As responsabilidades do crescimento econômico pela desigualdade social

 Jacques Távora Alfonsin (*)

Os índices de medição do crescimento econômico de um país são considerados, pela maioria dos economistas, como o melhor sinal de progresso, quando positivos, ou de alarme, quando negativos, nesse caso impondo-se ao Poder Público implementar sem demora políticas tendentes a defender e garantir um percentual capaz de refletir a retomada da sua subida indefinidamente.

O livro recente de Thomas Piketty “O capital no século XXI” (editora Intrínseca Ltda., Rio de Janeiro, 2014), não concorda com isso. Com a vantagem de se distanciar das influências ideológicas sempre presentes em torno desse assunto, disputando espaço para fazer passar os seus posicionamentos como científicos, ele demonstra como esse crescimento concentra riqueza e não diminui a desigualdade social. Não o faz sem humildade, o que, para grande parte dos economistas e futurólogos otimistas com o crescimento econômico, já serve como uma primeira lição: “Todas as conclusões as quais cheguei são, por natureza, frágeis e merecem ser postas em questão e debate. A pesquisa em ciências sociais não tem a vocação de produzir certezas matemáticas e substituir o debate público, democrático e diversificado”.

Mesmo para quem não é economista, como é o nosso caso, dá para perceber-se a indisposição do autor com a defesa intransigente de imposição desse caminho único do crescimento para a economia mundial.
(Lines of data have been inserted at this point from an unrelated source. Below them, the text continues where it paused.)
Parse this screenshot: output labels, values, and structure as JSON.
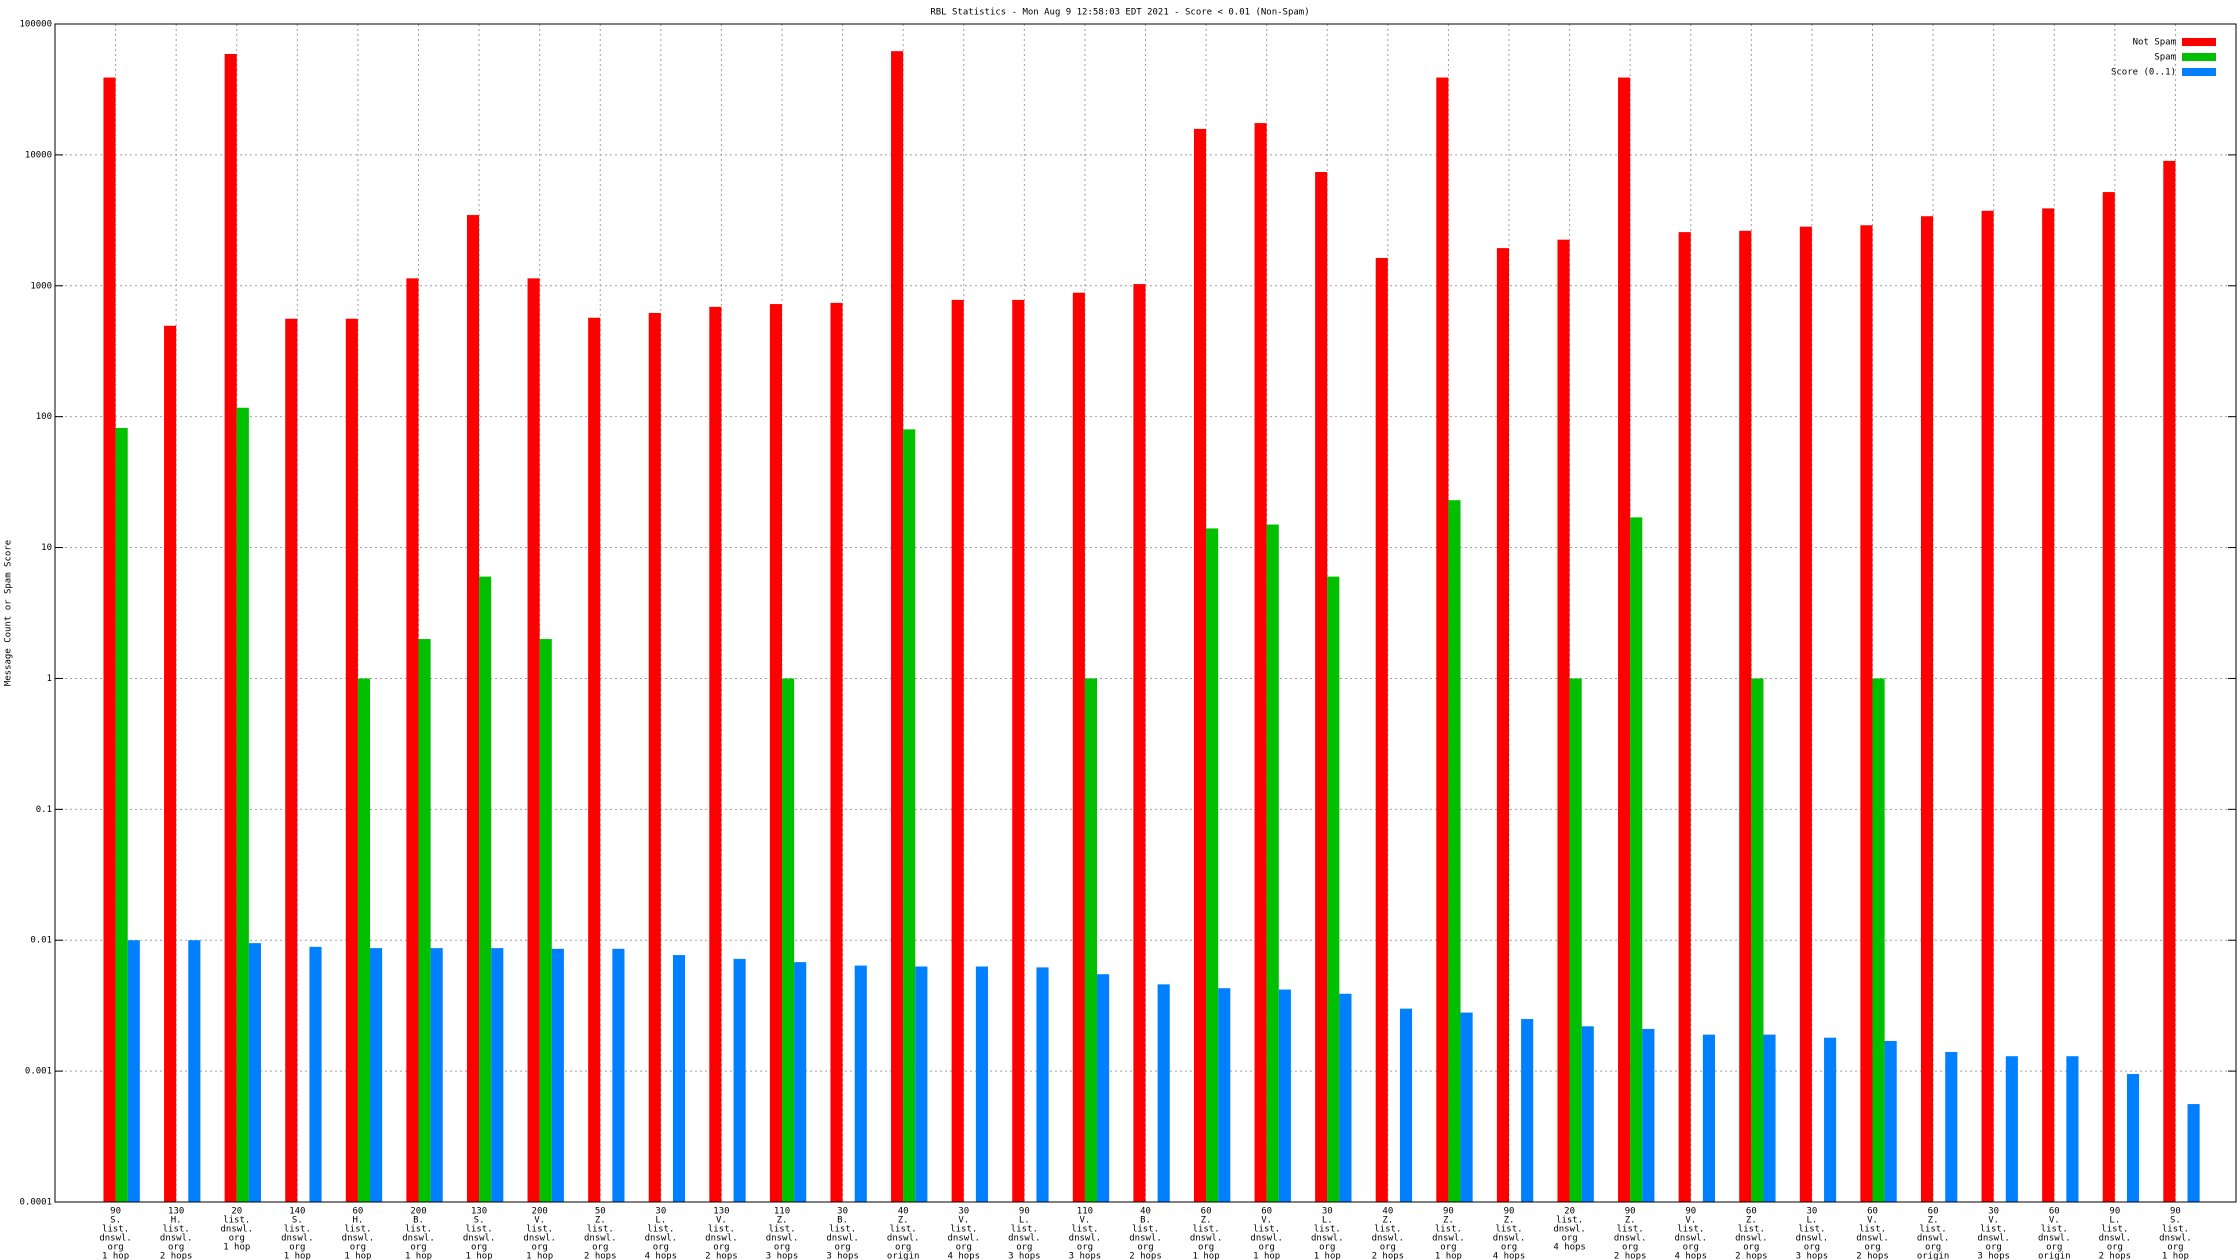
{
  "chart_data": {
    "type": "bar",
    "title": "RBL Statistics - Mon Aug  9 12:58:03 EDT 2021 - Score < 0.01 (Non-Spam)",
    "y_label": "Message Count or Spam Score",
    "log_scale": true,
    "grid": true,
    "legend": "top-right",
    "xlim": [
      -1,
      35
    ],
    "ylim": [
      0.0001,
      100000
    ],
    "yticks": [
      100000,
      10000,
      1000,
      100,
      10,
      1,
      0.1,
      0.01,
      0.001,
      0.0001
    ],
    "categories": [
      [
        "90",
        "S.",
        "list.",
        "dnswl.",
        "org",
        "1 hop"
      ],
      [
        "130",
        "H.",
        "list.",
        "dnswl.",
        "org",
        "2 hops"
      ],
      [
        "20",
        "list.",
        "dnswl.",
        "org",
        "1 hop"
      ],
      [
        "140",
        "S.",
        "list.",
        "dnswl.",
        "org",
        "1 hop"
      ],
      [
        "60",
        "H.",
        "list.",
        "dnswl.",
        "org",
        "1 hop"
      ],
      [
        "200",
        "B.",
        "list.",
        "dnswl.",
        "org",
        "1 hop"
      ],
      [
        "130",
        "S.",
        "list.",
        "dnswl.",
        "org",
        "1 hop"
      ],
      [
        "200",
        "V.",
        "list.",
        "dnswl.",
        "org",
        "1 hop"
      ],
      [
        "50",
        "Z.",
        "list.",
        "dnswl.",
        "org",
        "2 hops"
      ],
      [
        "30",
        "L.",
        "list.",
        "dnswl.",
        "org",
        "4 hops"
      ],
      [
        "130",
        "V.",
        "list.",
        "dnswl.",
        "org",
        "2 hops"
      ],
      [
        "110",
        "Z.",
        "list.",
        "dnswl.",
        "org",
        "3 hops"
      ],
      [
        "30",
        "B.",
        "list.",
        "dnswl.",
        "org",
        "3 hops"
      ],
      [
        "40",
        "Z.",
        "list.",
        "dnswl.",
        "org",
        "origin"
      ],
      [
        "30",
        "V.",
        "list.",
        "dnswl.",
        "org",
        "4 hops"
      ],
      [
        "90",
        "L.",
        "list.",
        "dnswl.",
        "org",
        "3 hops"
      ],
      [
        "110",
        "V.",
        "list.",
        "dnswl.",
        "org",
        "3 hops"
      ],
      [
        "40",
        "B.",
        "list.",
        "dnswl.",
        "org",
        "2 hops"
      ],
      [
        "60",
        "Z.",
        "list.",
        "dnswl.",
        "org",
        "1 hop"
      ],
      [
        "60",
        "V.",
        "list.",
        "dnswl.",
        "org",
        "1 hop"
      ],
      [
        "30",
        "L.",
        "list.",
        "dnswl.",
        "org",
        "1 hop"
      ],
      [
        "40",
        "Z.",
        "list.",
        "dnswl.",
        "org",
        "2 hops"
      ],
      [
        "90",
        "Z.",
        "list.",
        "dnswl.",
        "org",
        "1 hop"
      ],
      [
        "90",
        "Z.",
        "list.",
        "dnswl.",
        "org",
        "4 hops"
      ],
      [
        "20",
        "list.",
        "dnswl.",
        "org",
        "4 hops"
      ],
      [
        "90",
        "Z.",
        "list.",
        "dnswl.",
        "org",
        "2 hops"
      ],
      [
        "90",
        "V.",
        "list.",
        "dnswl.",
        "org",
        "4 hops"
      ],
      [
        "60",
        "Z.",
        "list.",
        "dnswl.",
        "org",
        "2 hops"
      ],
      [
        "30",
        "L.",
        "list.",
        "dnswl.",
        "org",
        "3 hops"
      ],
      [
        "60",
        "V.",
        "list.",
        "dnswl.",
        "org",
        "2 hops"
      ],
      [
        "60",
        "Z.",
        "list.",
        "dnswl.",
        "org",
        "origin"
      ],
      [
        "30",
        "V.",
        "list.",
        "dnswl.",
        "org",
        "3 hops"
      ],
      [
        "60",
        "V.",
        "list.",
        "dnswl.",
        "org",
        "origin"
      ],
      [
        "90",
        "L.",
        "list.",
        "dnswl.",
        "org",
        "2 hops"
      ],
      [
        "90",
        "S.",
        "list.",
        "dnswl.",
        "org",
        "1 hop"
      ]
    ],
    "series": [
      {
        "name": "Not Spam",
        "color": "#ff0000",
        "values": [
          39000,
          495,
          59000,
          560,
          560,
          1140,
          3470,
          1140,
          570,
          620,
          690,
          725,
          740,
          62000,
          780,
          780,
          885,
          1030,
          15800,
          17500,
          7400,
          1630,
          39000,
          1940,
          2250,
          39000,
          2570,
          2630,
          2830,
          2900,
          3400,
          3740,
          3900,
          5200,
          9000
        ]
      },
      {
        "name": "Spam",
        "color": "#00c000",
        "values": [
          82,
          null,
          117,
          null,
          1,
          2,
          6,
          2,
          null,
          null,
          null,
          1,
          null,
          80,
          null,
          null,
          1,
          null,
          14,
          15,
          6,
          null,
          23,
          null,
          1,
          17,
          null,
          1,
          null,
          1,
          null,
          null,
          null,
          null,
          null
        ]
      },
      {
        "name": "Score (0..1)",
        "color": "#0080ff",
        "values": [
          0.01,
          0.01,
          0.0095,
          0.0089,
          0.0087,
          0.0087,
          0.0087,
          0.0086,
          0.0086,
          0.0077,
          0.0072,
          0.0068,
          0.0064,
          0.0063,
          0.0063,
          0.0062,
          0.0055,
          0.0046,
          0.0043,
          0.0042,
          0.0039,
          0.003,
          0.0028,
          0.0025,
          0.0022,
          0.0021,
          0.0019,
          0.0019,
          0.0018,
          0.0017,
          0.0014,
          0.0013,
          0.0013,
          0.00095,
          0.00056
        ]
      }
    ]
  }
}
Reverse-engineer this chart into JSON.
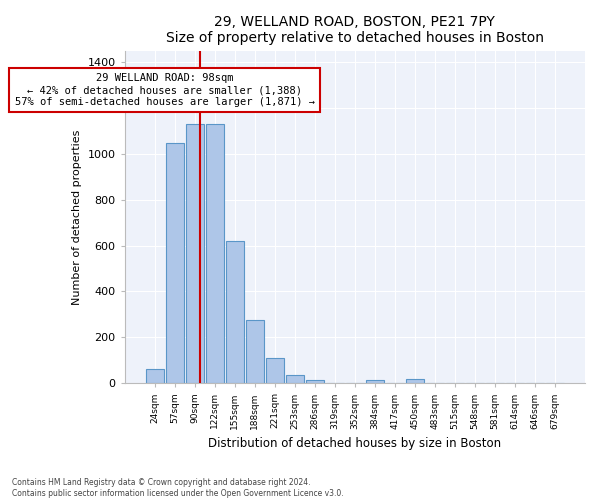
{
  "title": "29, WELLAND ROAD, BOSTON, PE21 7PY",
  "subtitle": "Size of property relative to detached houses in Boston",
  "xlabel": "Distribution of detached houses by size in Boston",
  "ylabel": "Number of detached properties",
  "categories": [
    "24sqm",
    "57sqm",
    "90sqm",
    "122sqm",
    "155sqm",
    "188sqm",
    "221sqm",
    "253sqm",
    "286sqm",
    "319sqm",
    "352sqm",
    "384sqm",
    "417sqm",
    "450sqm",
    "483sqm",
    "515sqm",
    "548sqm",
    "581sqm",
    "614sqm",
    "646sqm",
    "679sqm"
  ],
  "values": [
    60,
    1045,
    1130,
    1130,
    620,
    275,
    110,
    35,
    15,
    0,
    0,
    15,
    0,
    20,
    0,
    0,
    0,
    0,
    0,
    0,
    0
  ],
  "bar_color": "#aec6e8",
  "bar_edgecolor": "#5a96c8",
  "vline_color": "#cc0000",
  "annotation_line1": "29 WELLAND ROAD: 98sqm",
  "annotation_line2": "← 42% of detached houses are smaller (1,388)",
  "annotation_line3": "57% of semi-detached houses are larger (1,871) →",
  "annotation_box_color": "#ffffff",
  "annotation_box_edgecolor": "#cc0000",
  "ylim": [
    0,
    1450
  ],
  "yticks": [
    0,
    200,
    400,
    600,
    800,
    1000,
    1200,
    1400
  ],
  "bg_color": "#eef2fa",
  "footer1": "Contains HM Land Registry data © Crown copyright and database right 2024.",
  "footer2": "Contains public sector information licensed under the Open Government Licence v3.0.",
  "title_fontsize": 10,
  "subtitle_fontsize": 9,
  "xlabel_fontsize": 8.5,
  "ylabel_fontsize": 8
}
Lida com estatísticas relacionados com o crescimento demográfico presente no mundo comparando-as com o econômico; vê o quanto de “ilusões e irrealidades” aparecem nos graus de correspondência deste com aquele; prova historicamente como as desigualdades das rendas do capital são sempre superiores as do trabalho; ataca as teses que legitimam habilidades “superiores” como justificativas da desigualdade; não hesita entrar de cheio no conflito capital-trabalho e a possível substituição da “luta de classes”, pela “luta de gerações”; denuncia até o quanto as heranças (que não pressupõem trabalho de quem delas é titular), retomaram importância, modernamente, inclusive ao ponto de determinar ”em grande parte, quem vai se tornar proprietário, com qual idade, com que cônjuge, onde e em que proporção, ou no mínimo de modo mais determinante do que acontecia com a geração dos seus pais.”

Previne as/os leitoras/es sobre várias inspirações do seu livro. Três delas merecem lembrança expressa. A primeira, relacionada com a urgência de se recolocar a questão distributiva como essencial à análise econômica. A segunda, relacionada com a desigualdade da renda do trabalho e do capital, causa do seu histórico conflito e a terceira relacionada com os efeitos do crescimento acumulado somados aos dos retornos acumulados, sobre toda a economia e, consequentemente, – poder-ia acrescentar aqui – sobre a vida de todas as pessoas, inclusive a das/os que agora nos lêem.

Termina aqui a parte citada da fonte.